Ernest Bussy est né à Lausanne en 1864. Il se destinait à la théologie et fit ses études à l’Académie de Lausanne ; mais, atteint de phtisie, il dut passer à Nice plusieurs hivers, et, après avoir longtemps envisagé la mort avec courage et résignation, il s’est éteint le 27 novembre 1886, par un beau soir qui empourprait le Léman et les montagnes.

Au milieu des inquiétudes de la maladie, Ernest Bussy avait publié, en 1885, un volume de poésies : À Mi-Voix. Ce titre donne bien la note du livre, d’une inspiration discrète et recueillie, où se révèle une âme tendre et forte à la fois, précocement mûrie par la douleur, et qui a su trouver, pour chanter sa peine, des accents d’une tristesse pénétrante et d’une exquise douceur. À Mi-Voix avait été publié un an avant la mort de l’auteur. Une deuxième édition, augmentée de pages inédites, a paru en 1887. Les amis du poète et le public suisse lui garderont un souvenir fidèle et reliront ce livre avec une mélancolique émotion et le regret d’avoir vu cette destinée si promptement finie.

Les poésies d’Ernest Bussy ont paru à Lausanne chez Imer et Payot.


Adolphe Ribaux.




IN EXTREMIS




Quand viendra l’heure solennelle
Du suprême et navrant adieu
Où mon âme ouvrira son aile
Afin de s’envoler à Dieu ;

Quand on aura clos ma paupière,
Cloue le cercueil pour jamais,
Je voudrais être, au cimetière.
Conduit par tous ceux que j’aimais.

Je voudrais, gravés sur ma pierre,
Ces seuls mots que chacun lira:
« Mon corps peut tomber en poussière ;
« Je sais qu’il ressuscitera ! »

Je voudrais voir ceux que je laisse
Poursuivre ici-bas leur chemin,
Sereins et graves sans tristesse,
Car la vie a son lendemain.

Et je voudrais qu’aux soirs paisibles,
Vous pensiez quelquefois, amis,
À ces étoiles invisibles
Où le revoir nous est promis.




ÉCRIT


DANS UNE HEURE D’ANGOISSE




Le mal qui m’a saisi resserre son étreinte.
La nuit vient. Je me sens seul et triste à mourir.
Personne auprès de moi pour adoucir ma crainte.
Pour essuyer mon front et m’aider à souffrir.

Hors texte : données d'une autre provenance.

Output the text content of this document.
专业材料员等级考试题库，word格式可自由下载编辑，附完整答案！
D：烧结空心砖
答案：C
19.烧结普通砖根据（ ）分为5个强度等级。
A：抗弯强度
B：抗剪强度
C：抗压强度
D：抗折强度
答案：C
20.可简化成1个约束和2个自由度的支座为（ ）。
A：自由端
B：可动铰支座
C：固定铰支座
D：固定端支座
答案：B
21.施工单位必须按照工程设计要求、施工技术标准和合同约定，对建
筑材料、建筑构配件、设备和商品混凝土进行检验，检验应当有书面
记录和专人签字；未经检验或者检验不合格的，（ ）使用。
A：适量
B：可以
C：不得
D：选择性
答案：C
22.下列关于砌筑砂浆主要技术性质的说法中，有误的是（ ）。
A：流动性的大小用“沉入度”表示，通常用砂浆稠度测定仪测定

Dieu peut me rappeler, car ma paix est signée :
Je partirai sans peur et sans trop de regret.
Mon âme est à présent soumise et résignée ;
Sans un mot de murmure elle attend son arrêt.

Ta volonté, Seigneur, est désormais la mienne.
Ordonne : je suis prêt à tout quitter pour Toi.
Mais au pays natal permets que je revienne !
Oh ! qu’il me soit donné de mourir sous mon toit !

Près du lac aux flots clairs il est un cimetière.
À midi le soleil y darde son œil d’or.
Ma famille y repose, à peu près tout entière !
Depuis quinze ans déjà, ma mère est là, qui dort.

Dans ce paisible enclos où l’herbe croît plus grasse,
Père, je t’ai couché lorsque tu succombas.
Est-ce trop demander, ô Dieu, pour toute grâce,
D’aller rejoindre ceux qui m’attendent là-bas ?

Ma tombe, ici, n’aurait ni pervenche ni lierre ;
La ronce aux mille dents fouillerait dans mon cœur ;
Je n’entendrais jamais une voix familière,
Et les chers souvenirs s’exileraient en chœur.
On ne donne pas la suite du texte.